I’m just back from our MacGregor Literary Marketing Seminar in Chicago, had a wonderful time with more than 50 authors we represent, and enjoyed the Windy City. One of the discussion points that came up at the gathering was the topic of career planning for writers.
As regular readers know, I have a background in organizational development — that is, the study of how an organization grows and changes over time. In my job as a literary agent, I’ve found it’s proven very helpful when talking to writers about their careers. You see, my contention is that some agents pay lip service to “helping authors with career planning,” but many don’t really have a method for doing that. (Actually, from the look of it, some don’t even know what it means. I think “career planning” to some agents is defined as “having a book contract.”) During my doctoral program at the University of Oregon (Go Ducks!), I served as a Graduate Teaching Fellow in the Career Planning and Placement Office. The focus was on helping people graduating in the arts figure out how to create a career plan, and that experience allowed me the opportunity to apply the principles of organizational theory to the real-world setting of those trying to make a living with words. So here are a few things I like to consider when talking with a writer…
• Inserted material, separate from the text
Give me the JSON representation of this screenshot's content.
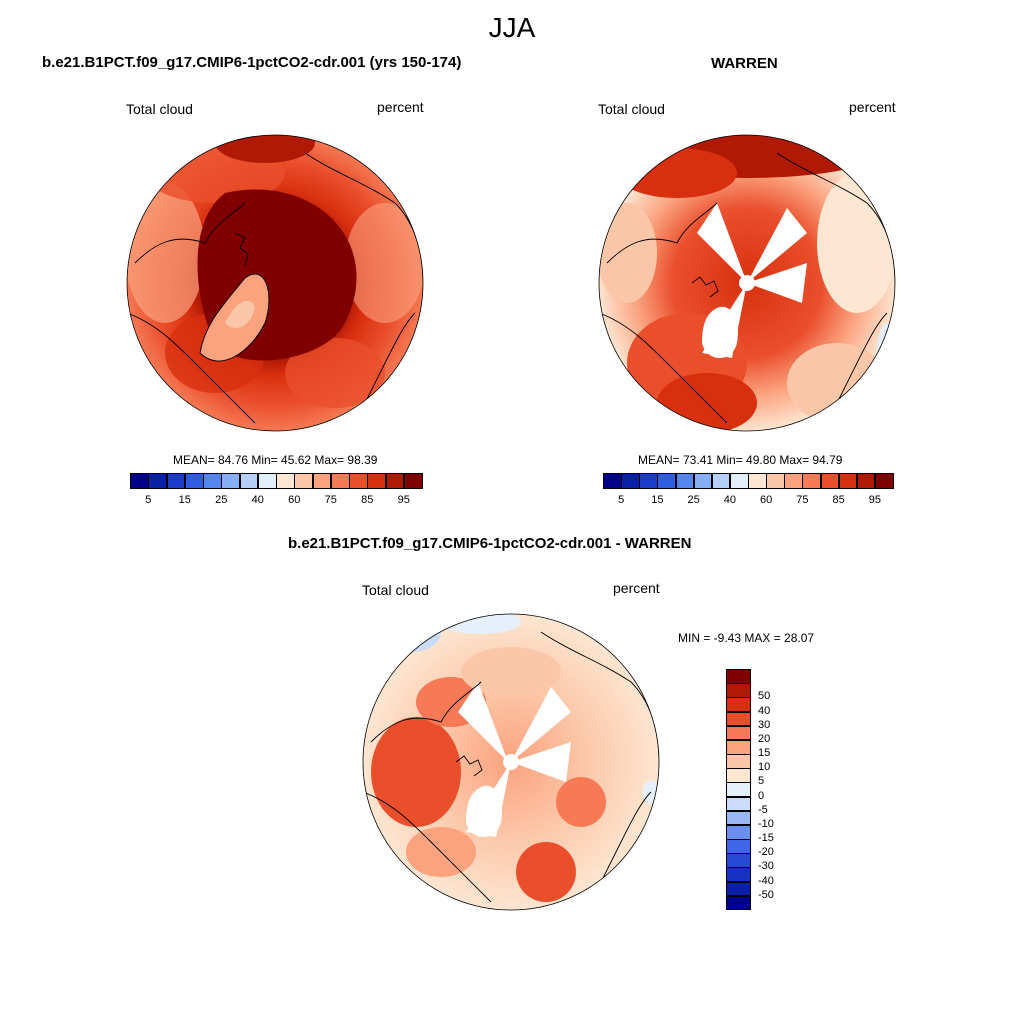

First, I want to get to know the author. Who is he (or she)? What’s the platform he brings to the process? Does she speak? If so, where, how often, to whom, to how many, and on what topics? Does he have experience with other media? What kind? What’s her message? What books has she done in the past? What other writing is the author doing that could boost the platform?
Second, I want to find out about the author’s past – the significant events and accomplishments. I also like to make sure I’m clear on things like strengths, gifts, burdens… all of that helps give me context when discussing career paths.
Third, we have to talk about perspective – what is important to the author? How does he define success? What does she need to change? What do they want to accomplish?
Fourth, we sit down together (or talk on the phone), and we talk about personal organization. Every author needs a TIME to write, a PLACE to write, and a GOAL that he or she is writing toward. Do they have a plan in place? Are they moving forward? Do they have a project they are working on? Do they have a filing system to keep track of projects? Do they have a writing calendar, so they know what and when they are working on each project? I encourage authors to create a budgeting calendar — something that is very important to every working author. Of course, each writer is unique – what they are writing and how fast they write it will be different for each person. But knowing their financial goals and what sort of help they need from me makes my role clear.
Fifth, we start to talk about an actual writing plan – what will the writer create over the next two years? The next five years? What plans are they making? Do those plans reflect their values? Does it all match up with their life purpose? Does it maximize their strengths? Is their spouse in agreement with it all? Knowing an author is at peace with the overall plan is important if this is all going to happen in the writer’s life.
These things all work together to create a career map for an author. Various documents are derived from this information — a writing calendar, a budget, a wish list, maybe a statement of purpose. But my goal isn’t to get an author to write some grand purpose statement — my goal is to help an author create a workable plan he or she can use to move forward in a writing career. I aim to keep writers results-focused. I’ll sometimes ask an author questions such as, “What person would you most like to invest in this year?” or “What single thing would you most like to purchase this year?” or “What obstacle seems to be holding you back right now?” In talking through issues like this, we start to gain some clarity as to what an author wants to accomplish.
And, to be completely open about this, sometimes an author will work through the process and decide she really doesn’t want to be a full-time writer. And that’s okay — the goal is to figure out the calling. I want the authors I work with to be crystal clear in their two- or three-year career plans. That way an author can understand what “success” is, and each one has a means of measuring progress. Feel free to ask me questions.